A good general rule-of-thumb is that all member variables should be private and that all member functions and constructors should be public. This forces us to design classes as objects that perform actions themselves rather than raw bundles of data that get modified directly — think about how we wrote a .add
function for fractions rather than directly changing the numerator and denominator.
This doesn’t really make a big difference in small programs and problems like this one, and it probably won’t make much of a difference for any other program that we write for the remainder of this class. However, if you end up creating more complex programs with many moving parts that you have to manage carefully, exposing internal functionality of a class (i.e., the member variables) can have unpredictable consequences and difficult-to-track mistakes.
Problem 1.
Write a program that accepts a paragraph of text as input (i.e., a string without line breaks), then determines the character(s) that occur the most often in the text (case insensitive, including spaces).
Design a class called char_tracker
to help you do this. What internal data does it need to store? How should its functionality be exposed to the rest of the program?
As an extended hint, perhaps it’s good to provide an outline to how the char_tracker
class should work. It needs to keep track of all the characters that appear, as well as how often they occur. One way to do this is to have two parallel vectors: one being vector<char> appeared
and another being vector<int> counts
. These vectors should be in sync. They should be the same length, and for any index i
, counts.at(i)
should be the number of times the character appeared.at(i)
many times.
For instance, if appeared = {'a', 'c'}
and counts = {5, 10}
, then a
appeared 5
times and c
appeared 10
times.
We could load every character in the ASCII table into appeared
the moment we construct a char_tracker
object and initialise all the counts
to 0
. But this is profoundly annoying, especially with the case insensitivity, and it’s hard to tell exactly how to set this sort of thing up anyways. Doing this manually, needless to say, is not an option.

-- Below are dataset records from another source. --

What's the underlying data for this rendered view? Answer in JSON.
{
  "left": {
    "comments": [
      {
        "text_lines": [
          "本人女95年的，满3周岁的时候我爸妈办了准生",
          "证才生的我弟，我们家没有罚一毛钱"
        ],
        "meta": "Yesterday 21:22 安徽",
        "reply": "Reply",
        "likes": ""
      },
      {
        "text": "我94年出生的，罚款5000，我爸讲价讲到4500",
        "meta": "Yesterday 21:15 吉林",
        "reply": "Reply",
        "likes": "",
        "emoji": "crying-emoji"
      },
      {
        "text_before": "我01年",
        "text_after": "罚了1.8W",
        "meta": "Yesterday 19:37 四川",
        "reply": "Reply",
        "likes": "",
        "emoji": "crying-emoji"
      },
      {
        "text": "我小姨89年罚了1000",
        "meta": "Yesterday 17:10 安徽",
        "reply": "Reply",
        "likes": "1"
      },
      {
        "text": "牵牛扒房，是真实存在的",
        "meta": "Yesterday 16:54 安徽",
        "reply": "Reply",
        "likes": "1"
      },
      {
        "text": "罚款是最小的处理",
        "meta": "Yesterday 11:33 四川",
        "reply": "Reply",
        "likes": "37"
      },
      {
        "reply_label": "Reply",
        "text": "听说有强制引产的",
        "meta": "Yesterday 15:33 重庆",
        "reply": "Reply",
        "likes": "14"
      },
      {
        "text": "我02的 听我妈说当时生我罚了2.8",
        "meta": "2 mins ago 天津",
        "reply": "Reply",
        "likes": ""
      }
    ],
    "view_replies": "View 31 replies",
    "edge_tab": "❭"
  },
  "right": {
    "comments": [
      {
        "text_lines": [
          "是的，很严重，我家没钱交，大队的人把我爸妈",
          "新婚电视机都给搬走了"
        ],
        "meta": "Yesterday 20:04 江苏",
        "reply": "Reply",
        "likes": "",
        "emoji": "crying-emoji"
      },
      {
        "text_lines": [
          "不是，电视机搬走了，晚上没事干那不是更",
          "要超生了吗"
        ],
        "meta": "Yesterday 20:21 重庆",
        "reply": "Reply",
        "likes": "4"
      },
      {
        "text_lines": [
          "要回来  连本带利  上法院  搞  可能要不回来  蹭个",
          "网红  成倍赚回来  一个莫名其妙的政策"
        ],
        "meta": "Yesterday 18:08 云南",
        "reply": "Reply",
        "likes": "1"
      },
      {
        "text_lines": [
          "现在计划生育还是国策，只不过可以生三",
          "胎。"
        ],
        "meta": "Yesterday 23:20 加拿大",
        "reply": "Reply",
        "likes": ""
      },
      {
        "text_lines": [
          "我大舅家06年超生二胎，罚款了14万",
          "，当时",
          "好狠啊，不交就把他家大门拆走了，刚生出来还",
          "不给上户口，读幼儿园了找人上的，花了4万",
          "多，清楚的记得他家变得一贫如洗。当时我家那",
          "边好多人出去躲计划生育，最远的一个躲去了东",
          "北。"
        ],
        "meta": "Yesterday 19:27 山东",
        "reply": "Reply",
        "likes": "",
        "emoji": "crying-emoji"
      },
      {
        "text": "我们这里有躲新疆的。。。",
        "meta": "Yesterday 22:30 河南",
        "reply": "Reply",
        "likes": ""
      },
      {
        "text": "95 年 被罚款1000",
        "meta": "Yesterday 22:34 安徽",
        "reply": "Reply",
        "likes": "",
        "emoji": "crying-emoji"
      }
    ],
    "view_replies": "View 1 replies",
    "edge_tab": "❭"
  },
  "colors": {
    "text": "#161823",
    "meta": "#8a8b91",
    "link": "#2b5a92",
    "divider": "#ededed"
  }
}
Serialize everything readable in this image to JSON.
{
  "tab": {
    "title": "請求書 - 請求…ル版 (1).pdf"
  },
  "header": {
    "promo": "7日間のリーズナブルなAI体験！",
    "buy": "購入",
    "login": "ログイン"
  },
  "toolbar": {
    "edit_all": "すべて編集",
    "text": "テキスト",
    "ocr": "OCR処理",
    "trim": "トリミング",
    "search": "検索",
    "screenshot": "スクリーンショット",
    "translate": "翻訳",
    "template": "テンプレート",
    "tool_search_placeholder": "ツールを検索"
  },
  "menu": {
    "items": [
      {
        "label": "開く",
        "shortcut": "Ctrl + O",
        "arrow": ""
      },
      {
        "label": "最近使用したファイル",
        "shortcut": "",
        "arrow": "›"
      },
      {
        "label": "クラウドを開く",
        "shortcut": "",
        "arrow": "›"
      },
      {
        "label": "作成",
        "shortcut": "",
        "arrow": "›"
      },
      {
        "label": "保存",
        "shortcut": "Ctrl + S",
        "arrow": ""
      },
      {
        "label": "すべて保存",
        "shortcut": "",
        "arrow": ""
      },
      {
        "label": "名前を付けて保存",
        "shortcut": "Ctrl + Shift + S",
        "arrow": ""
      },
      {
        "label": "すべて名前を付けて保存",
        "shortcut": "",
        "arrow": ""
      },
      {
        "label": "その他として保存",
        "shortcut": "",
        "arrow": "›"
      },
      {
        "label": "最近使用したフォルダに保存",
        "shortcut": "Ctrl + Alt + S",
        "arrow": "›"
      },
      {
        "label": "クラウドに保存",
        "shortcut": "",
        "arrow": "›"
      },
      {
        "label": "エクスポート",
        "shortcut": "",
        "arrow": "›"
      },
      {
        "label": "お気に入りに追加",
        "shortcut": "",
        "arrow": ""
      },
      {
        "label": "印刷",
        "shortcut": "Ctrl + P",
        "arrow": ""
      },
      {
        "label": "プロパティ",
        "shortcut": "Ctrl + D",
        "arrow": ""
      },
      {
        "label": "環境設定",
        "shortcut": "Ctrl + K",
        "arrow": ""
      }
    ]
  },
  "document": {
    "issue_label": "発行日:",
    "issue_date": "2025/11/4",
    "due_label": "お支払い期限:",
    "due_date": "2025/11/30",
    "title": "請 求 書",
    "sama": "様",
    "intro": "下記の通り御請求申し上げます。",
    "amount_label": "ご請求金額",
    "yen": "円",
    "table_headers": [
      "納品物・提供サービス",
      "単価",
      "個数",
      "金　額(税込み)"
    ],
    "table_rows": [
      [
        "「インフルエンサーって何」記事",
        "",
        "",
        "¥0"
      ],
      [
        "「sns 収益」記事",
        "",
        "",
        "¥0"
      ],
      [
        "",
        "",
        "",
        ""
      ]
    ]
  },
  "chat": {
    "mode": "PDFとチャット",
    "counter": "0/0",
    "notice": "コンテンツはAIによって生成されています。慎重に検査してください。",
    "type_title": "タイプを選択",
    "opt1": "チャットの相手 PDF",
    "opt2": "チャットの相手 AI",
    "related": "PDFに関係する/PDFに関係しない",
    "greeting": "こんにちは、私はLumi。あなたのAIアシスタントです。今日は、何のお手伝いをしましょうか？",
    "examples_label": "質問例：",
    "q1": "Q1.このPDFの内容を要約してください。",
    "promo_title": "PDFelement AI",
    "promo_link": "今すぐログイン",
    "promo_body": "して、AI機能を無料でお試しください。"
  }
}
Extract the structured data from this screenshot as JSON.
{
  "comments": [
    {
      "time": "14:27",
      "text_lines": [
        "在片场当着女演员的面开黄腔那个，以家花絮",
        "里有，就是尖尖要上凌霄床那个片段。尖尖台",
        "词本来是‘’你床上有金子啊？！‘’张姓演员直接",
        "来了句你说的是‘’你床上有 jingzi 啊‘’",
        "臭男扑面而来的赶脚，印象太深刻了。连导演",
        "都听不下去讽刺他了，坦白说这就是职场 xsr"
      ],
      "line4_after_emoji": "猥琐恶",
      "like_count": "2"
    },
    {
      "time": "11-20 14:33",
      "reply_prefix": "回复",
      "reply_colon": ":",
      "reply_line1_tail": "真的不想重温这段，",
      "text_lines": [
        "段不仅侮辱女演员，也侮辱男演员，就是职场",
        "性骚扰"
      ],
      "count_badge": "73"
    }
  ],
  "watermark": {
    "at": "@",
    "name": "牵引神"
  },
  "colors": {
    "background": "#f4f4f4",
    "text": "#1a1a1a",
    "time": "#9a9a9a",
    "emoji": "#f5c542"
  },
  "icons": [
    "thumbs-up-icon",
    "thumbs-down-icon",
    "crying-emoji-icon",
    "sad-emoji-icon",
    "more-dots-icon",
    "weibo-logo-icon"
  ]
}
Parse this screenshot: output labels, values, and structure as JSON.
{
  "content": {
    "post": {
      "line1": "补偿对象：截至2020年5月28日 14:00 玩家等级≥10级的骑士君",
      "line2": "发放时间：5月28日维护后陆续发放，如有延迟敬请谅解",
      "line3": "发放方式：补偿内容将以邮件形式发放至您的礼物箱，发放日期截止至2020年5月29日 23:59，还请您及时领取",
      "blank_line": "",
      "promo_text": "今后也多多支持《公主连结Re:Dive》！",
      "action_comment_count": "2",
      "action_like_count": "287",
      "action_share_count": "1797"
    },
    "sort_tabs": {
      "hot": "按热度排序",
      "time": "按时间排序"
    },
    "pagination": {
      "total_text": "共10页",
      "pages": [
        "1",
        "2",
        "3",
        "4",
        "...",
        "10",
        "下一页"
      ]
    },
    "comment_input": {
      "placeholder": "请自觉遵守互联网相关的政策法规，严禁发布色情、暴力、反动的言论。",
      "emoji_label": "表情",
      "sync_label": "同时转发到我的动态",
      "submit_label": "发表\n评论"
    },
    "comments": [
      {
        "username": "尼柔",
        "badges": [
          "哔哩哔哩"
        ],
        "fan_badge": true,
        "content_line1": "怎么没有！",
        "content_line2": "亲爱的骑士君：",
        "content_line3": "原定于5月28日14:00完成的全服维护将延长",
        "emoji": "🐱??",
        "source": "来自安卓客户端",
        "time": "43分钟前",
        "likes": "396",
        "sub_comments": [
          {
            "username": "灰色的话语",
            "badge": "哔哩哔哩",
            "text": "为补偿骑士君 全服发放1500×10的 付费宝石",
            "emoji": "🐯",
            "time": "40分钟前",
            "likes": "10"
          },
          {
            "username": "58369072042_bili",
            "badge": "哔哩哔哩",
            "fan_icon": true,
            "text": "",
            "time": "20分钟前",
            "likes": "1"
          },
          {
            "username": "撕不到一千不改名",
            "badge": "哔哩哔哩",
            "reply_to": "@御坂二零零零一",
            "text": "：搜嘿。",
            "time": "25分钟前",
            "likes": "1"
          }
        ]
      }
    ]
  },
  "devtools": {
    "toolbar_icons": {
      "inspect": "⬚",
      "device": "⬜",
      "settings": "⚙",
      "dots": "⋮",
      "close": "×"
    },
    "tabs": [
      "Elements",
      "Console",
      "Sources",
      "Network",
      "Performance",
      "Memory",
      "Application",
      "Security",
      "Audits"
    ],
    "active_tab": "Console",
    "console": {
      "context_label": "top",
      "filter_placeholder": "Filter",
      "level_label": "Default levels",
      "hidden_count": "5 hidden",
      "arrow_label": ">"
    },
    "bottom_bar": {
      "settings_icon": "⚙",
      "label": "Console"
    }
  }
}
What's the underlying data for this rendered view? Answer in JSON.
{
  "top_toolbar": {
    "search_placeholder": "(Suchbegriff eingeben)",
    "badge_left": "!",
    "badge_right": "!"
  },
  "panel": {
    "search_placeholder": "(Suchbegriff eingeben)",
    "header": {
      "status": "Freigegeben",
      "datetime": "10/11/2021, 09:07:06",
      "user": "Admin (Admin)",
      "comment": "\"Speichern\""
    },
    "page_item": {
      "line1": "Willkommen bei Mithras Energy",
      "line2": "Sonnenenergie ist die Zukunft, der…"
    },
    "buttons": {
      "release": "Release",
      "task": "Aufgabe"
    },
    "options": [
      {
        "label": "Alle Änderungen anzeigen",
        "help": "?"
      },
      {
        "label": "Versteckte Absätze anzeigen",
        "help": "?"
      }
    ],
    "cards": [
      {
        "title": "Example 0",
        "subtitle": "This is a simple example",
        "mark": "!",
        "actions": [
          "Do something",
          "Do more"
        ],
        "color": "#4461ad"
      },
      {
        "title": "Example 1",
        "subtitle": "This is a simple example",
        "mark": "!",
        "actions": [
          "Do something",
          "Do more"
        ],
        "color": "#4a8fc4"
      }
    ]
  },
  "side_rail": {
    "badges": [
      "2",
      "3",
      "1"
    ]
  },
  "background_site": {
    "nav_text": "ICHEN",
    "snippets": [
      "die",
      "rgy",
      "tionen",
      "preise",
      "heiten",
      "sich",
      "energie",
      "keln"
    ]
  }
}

There should be two public functions exposed to the world in this class: one to “witness” a new character in the string of text the user supplies, which updates the appeared
and counts
vectors under the hood; and another function to determine the most frequent character(s). Thus, our class definition should be as follows:
1class char_tracker {
2public:
3 // default constructor:
4 // doesn't need any information to make one of these!
5 char_tracker();
6
7 // adds a single character to the internal records.
8 void witness(char c);
9
10 // determines the most common characters and returns them
11 // all in a string.
12 string most_frequent() const;
13
14private:
15 // keeps track of all the characters that have appeard
16 vector<char> appeared;
17
18 // keeps track of how often each character has appeared
19 vector<int> counts;
20};
Try implementing the three member functions yourself, then putting together the main function to make things work. To test it out, you can copy and paste a paragraph from your favourite Wikipedia article and see which letter is used the most often.